- DIY investment assets rose 22 per cent to £572 billion in 2025.
- More than 13.4 million accounts are now open across the UK.
- Five major platforms control 72 per cent of the market.
Britons are increasingly choosing to manage their own investments, pushing the UK’s DIY investment market up by more than £100 billion in 2025.
Assets held on direct-to-consumer platforms climbed 22 per cent over the year to reach £572 billion by December, up from £468 billion in 2024, according to data from investment research firm Boring Money.
By year-end, more than 13.4 million DIY investment accounts were open, a rise of 19 per cent on the previous year. Over two million new accounts were added during 2025 alone.
The shift appears to reflect a wider push from both government and industry to build a stronger investment culture in the UK. The FTSE index has risen 4.5 per cent so far this year, while policy changes may also be nudging savers towards the stock market. The Chancellor’s decision to cut the cash ISA allowance to £12,000 from April 2027, while keeping the stocks and shares ISA limit at £20,000, could be prompting some to reconsider where they park their money.

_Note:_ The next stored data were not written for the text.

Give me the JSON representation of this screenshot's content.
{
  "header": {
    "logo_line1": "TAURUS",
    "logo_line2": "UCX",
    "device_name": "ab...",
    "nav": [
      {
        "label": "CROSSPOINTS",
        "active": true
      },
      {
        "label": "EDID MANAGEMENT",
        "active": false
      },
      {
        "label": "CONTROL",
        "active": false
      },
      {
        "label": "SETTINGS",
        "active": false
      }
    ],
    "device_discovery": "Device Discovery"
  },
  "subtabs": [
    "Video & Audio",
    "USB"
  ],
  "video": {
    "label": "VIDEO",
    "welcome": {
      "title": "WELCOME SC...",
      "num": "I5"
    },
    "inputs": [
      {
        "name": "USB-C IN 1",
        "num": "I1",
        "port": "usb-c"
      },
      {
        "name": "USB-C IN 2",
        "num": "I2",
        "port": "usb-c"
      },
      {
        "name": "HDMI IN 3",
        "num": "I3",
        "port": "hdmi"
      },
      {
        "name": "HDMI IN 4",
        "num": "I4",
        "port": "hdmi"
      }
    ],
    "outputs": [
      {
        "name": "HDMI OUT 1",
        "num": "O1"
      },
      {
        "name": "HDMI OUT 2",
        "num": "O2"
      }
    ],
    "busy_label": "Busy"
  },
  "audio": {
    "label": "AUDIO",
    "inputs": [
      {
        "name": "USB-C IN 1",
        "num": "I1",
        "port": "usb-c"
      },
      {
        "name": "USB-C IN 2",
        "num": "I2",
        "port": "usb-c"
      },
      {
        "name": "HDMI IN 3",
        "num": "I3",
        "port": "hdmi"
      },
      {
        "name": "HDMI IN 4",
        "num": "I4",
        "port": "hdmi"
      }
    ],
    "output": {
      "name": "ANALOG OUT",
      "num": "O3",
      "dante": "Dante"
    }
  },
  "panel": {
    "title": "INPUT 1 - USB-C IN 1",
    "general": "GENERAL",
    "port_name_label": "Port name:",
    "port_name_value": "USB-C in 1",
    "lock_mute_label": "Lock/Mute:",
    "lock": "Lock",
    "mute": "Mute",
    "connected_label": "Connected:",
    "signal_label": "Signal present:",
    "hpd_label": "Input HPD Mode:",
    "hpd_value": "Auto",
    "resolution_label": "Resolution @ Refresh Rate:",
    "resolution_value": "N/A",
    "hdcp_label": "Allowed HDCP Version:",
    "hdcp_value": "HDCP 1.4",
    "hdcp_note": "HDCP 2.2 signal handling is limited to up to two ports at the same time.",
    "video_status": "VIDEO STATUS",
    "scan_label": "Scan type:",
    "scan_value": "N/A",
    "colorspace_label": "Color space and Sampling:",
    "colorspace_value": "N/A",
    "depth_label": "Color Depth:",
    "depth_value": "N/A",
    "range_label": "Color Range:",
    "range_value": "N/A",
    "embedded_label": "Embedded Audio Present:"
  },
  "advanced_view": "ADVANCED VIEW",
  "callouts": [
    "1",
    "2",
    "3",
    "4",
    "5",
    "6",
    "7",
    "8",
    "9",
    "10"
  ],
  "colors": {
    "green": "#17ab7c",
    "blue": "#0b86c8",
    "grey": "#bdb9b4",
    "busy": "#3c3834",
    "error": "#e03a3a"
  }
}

Holly Mackay, founder and chief executive of Boring Money, reportedly said the past five years have seen DIY investing move firmly into the mainstream. Five years ago, she reportedly said, there were 6.6 million accounts and it was both more expensive and more complicated to get started.
By the end of 2025, that figure had more than doubled. Lower fees, increased competition and easier-to-use apps have made investing more accessible, she reportedly said.
Mackay suggested 2026 could see further growth, particularly as crypto assets have fallen 25.1 per cent against the pound this year to date and the Bank of England prepares for potential interest rate cuts in the spring.
Big players still dominate
Despite the surge in new investors, the bulk of assets remain concentrated among a handful of providers. The five largest platforms — Hargreaves Lansdown, AJ Bell, Interactive Investor, Fidelity and Vanguard — together hold £413 billion, accounting for 72 per cent of the market.
However, Mackay noted that the dominance of the largest firms may be softening as cheaper and newer rivals gain traction. Recent fee cuts, she reportedly said, suggest even established players are responding to mounting competition.
Growth has been particularly strong among 35 to 44-year-olds. Around 34 per cent in that age group now invest, up from 27 per cent last January, overtaking under-35s as the main drivers of expansion. Among men in that bracket, 44 per cent report actively investing, compared with 33 per cent previously. For women, participation rose from 22 per cent to 26 per cent.
Those with more modest savings are also stepping in. Around 26 per cent of people with less than £10,000 saved now invest in a bid to grow their wealth. Meanwhile, more than half of those earning between £40,000 and £69,999 use a DIY investment account.
The figures suggest that self-directed investing is no longer confined to the affluent or financially experienced. Whether this momentum continues may depend on market performance, policy decisions and how confident new investors feel navigating volatility on their own.